Il libro si rivolge direttamente al lettore presentandosi come il suo romanzo costruito secondo le diverse
fasi del rapporto che questo instaura con la sua forma fisica e con i suoi contenuti, per una serie di
incidenti, di cui si cerca a un certo punto di ricostruire l’origine, il lettore non riesce a trovare davanti a sé
un romanzo tradizionale, omogeneo e concluso: mentre sta leggendo quello intitolato appunto “Se una
notte d’inverno un viaggiatore”, si accorge che la copia di cui dispone contiene solo le prime sedici pagine,
per errore rilegate più volte insieme e continuamente ripetute. Messosi alla ricerca del resto del libro si
imbatte in altri nove inizi di romanzi diversi in ciascuno dei quali sono riprodotte le forme di generi e
modelli caratteristici della narrativa contemporanea.

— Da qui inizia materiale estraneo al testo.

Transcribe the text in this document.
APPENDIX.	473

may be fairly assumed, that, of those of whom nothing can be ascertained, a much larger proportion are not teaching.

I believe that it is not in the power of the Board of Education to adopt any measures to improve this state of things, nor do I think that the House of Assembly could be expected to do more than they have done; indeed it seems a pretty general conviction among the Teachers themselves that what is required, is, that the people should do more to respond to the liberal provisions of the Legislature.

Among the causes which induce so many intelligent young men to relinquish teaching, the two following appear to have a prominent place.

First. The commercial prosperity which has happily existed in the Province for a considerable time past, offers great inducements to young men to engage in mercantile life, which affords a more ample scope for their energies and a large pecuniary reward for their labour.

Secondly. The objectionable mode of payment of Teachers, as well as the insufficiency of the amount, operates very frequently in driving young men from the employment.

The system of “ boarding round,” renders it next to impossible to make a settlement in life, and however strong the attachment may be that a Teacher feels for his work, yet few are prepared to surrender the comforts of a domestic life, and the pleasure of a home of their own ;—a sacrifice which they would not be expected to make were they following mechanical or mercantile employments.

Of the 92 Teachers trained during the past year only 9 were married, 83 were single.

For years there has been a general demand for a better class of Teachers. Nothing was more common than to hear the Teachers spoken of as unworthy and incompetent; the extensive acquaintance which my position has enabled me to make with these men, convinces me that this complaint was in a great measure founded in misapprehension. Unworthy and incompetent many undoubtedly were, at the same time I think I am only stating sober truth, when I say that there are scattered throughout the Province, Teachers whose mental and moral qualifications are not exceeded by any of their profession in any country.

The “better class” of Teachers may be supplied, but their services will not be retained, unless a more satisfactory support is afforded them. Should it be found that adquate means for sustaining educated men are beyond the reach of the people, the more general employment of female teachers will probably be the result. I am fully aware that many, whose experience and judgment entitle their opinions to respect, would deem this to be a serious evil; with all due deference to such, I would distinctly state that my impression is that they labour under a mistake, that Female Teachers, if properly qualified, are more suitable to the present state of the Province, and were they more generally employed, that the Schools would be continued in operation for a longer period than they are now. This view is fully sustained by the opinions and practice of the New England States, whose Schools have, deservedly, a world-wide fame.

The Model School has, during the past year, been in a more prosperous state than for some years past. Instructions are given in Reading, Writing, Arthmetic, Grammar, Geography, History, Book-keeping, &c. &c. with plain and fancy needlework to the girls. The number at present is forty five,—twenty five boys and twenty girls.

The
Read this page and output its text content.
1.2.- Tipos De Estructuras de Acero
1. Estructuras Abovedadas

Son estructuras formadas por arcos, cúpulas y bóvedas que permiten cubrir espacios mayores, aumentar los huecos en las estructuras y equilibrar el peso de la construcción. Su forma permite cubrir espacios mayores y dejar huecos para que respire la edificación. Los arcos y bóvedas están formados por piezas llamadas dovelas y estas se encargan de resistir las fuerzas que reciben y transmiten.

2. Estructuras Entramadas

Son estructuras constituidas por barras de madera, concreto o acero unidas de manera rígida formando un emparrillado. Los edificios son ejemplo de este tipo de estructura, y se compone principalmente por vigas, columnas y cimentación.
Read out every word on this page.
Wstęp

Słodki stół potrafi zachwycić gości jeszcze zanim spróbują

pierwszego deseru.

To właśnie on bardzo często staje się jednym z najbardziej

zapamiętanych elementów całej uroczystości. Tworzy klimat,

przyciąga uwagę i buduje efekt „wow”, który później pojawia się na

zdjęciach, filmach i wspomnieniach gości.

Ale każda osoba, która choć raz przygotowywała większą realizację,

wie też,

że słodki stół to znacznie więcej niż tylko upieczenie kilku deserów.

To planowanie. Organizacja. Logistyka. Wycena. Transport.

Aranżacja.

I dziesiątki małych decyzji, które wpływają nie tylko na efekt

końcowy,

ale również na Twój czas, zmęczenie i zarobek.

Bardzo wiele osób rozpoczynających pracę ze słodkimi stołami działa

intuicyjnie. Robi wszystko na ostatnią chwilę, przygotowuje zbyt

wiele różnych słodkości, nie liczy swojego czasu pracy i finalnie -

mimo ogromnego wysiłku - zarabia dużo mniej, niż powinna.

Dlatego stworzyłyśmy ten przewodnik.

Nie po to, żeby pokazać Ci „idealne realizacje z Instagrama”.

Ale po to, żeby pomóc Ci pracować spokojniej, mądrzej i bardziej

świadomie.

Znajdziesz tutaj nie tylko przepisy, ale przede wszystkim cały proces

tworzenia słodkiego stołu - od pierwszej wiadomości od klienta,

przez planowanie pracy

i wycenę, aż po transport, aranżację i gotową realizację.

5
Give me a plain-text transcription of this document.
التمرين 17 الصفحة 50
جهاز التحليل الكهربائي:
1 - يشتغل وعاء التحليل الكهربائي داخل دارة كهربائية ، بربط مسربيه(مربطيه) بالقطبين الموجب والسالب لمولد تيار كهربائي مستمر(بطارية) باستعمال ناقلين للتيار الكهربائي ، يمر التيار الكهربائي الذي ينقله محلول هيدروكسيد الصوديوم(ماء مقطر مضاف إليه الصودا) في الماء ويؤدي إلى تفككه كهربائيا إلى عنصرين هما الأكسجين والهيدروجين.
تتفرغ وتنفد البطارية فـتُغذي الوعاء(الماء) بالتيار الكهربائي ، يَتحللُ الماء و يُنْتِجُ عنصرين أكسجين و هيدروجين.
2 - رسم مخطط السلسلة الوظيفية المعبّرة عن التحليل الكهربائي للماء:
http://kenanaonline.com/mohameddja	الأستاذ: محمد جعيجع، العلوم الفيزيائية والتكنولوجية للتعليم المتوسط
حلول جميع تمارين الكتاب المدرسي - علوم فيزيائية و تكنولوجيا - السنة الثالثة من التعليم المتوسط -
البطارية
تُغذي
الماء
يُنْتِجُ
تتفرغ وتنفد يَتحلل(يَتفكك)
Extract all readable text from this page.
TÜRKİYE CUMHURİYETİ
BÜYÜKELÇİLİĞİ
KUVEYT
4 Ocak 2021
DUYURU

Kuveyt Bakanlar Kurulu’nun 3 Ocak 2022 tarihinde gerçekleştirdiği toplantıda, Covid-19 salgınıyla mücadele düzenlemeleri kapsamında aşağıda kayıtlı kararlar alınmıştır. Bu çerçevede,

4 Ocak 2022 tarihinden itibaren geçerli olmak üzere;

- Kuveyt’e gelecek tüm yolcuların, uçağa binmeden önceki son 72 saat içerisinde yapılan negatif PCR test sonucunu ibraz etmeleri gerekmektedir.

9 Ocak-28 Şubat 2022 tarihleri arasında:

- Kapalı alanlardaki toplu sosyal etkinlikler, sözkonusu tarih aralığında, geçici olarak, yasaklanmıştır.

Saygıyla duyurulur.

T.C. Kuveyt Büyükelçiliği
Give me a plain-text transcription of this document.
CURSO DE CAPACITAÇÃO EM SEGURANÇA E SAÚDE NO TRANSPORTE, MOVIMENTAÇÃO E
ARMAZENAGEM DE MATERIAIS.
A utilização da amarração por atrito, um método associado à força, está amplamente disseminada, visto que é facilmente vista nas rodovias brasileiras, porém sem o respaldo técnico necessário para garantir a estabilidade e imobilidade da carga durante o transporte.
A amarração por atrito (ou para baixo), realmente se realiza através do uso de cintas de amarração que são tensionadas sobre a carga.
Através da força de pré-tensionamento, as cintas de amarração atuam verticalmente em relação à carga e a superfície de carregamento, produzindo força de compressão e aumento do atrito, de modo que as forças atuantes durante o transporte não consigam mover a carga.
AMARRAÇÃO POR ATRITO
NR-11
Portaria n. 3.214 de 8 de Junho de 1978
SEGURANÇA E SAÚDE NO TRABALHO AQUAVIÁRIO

Il romanzo si costruisce così a partire dalle avventure
del lettore, sollecitato da sempre nuove possibilità di lettura, a confronto con testi che non giungono mai a
compimento. VERSO LA FINE DEL MILLENNIO: Nell’avvicinarsi della fine del millennio Calvino sente
disintegrarsi la stessa visibilità del mondo il cui aspetto si frantuma e si perde in mille particolari, in una
molteplicità di situazioni e rapporti in cui non sembra possibile individuare nessun ordine. Già sul finire
degli Anni ’70 e poi con maggiore insistenza all’inizio degli Anni’80 egli preferisce occuparsi di situazioni
marginali della cultura e dell’esperienza: lo testimoniano la maggior parte degli scritti giornalistici raccolti
nel volume “Collezioni di sabbia” (1984). Di questa posizione di osservatore del particolare egli dà
l’immagine esemplare in una serie di prose pubblicate fin dal 1975 sul “Corriere della sera” e poi su
“Repubblica” e raccolte nel 1983 nel volume “Palomar”: vi si seguono attraverso il racconto di una terza
persona esterna le riflessioni quotidiane di un certo signor Palomar. I gesti di Palomar, la sua distaccata
partecipazione alla vita del mondo fanno di lui una figura esemplare ed ironica dell’intellettuale che può
conoscere solo collocandosi ai margini della realtà. Confinato ai limiti dell’orizzonte sociale contemporaneo,
Palomar affida la sua volontà di conoscenza ai caratteri più impercettibili delle cose, sa che c’è una frattura
di fondo tra i progetti, i programmi, gli schemi di comportamento, e le forme concrete della vita. Calvino
continuava a pensare a una letteratura che esplorasse proprio le pieghe più sottili dell’esistenza e aveva
progettato un libro sui cinque sensi di cui al momento della morte erano già stati scritti tre racconti, raccolti
nel 1986 con titolo “Sotto il sole giaguaro”. Il suo ultimo lavoro è costituito dalle “Lezioni americane. Sei
proposte per il prossimo millennio”, elaborate nell’estate del 1985, pubblicate nel 1988: si tratta di scritti
destinati alle sei conferenze che lo scrittore avrebbe dovuto tenere alla Harvard University.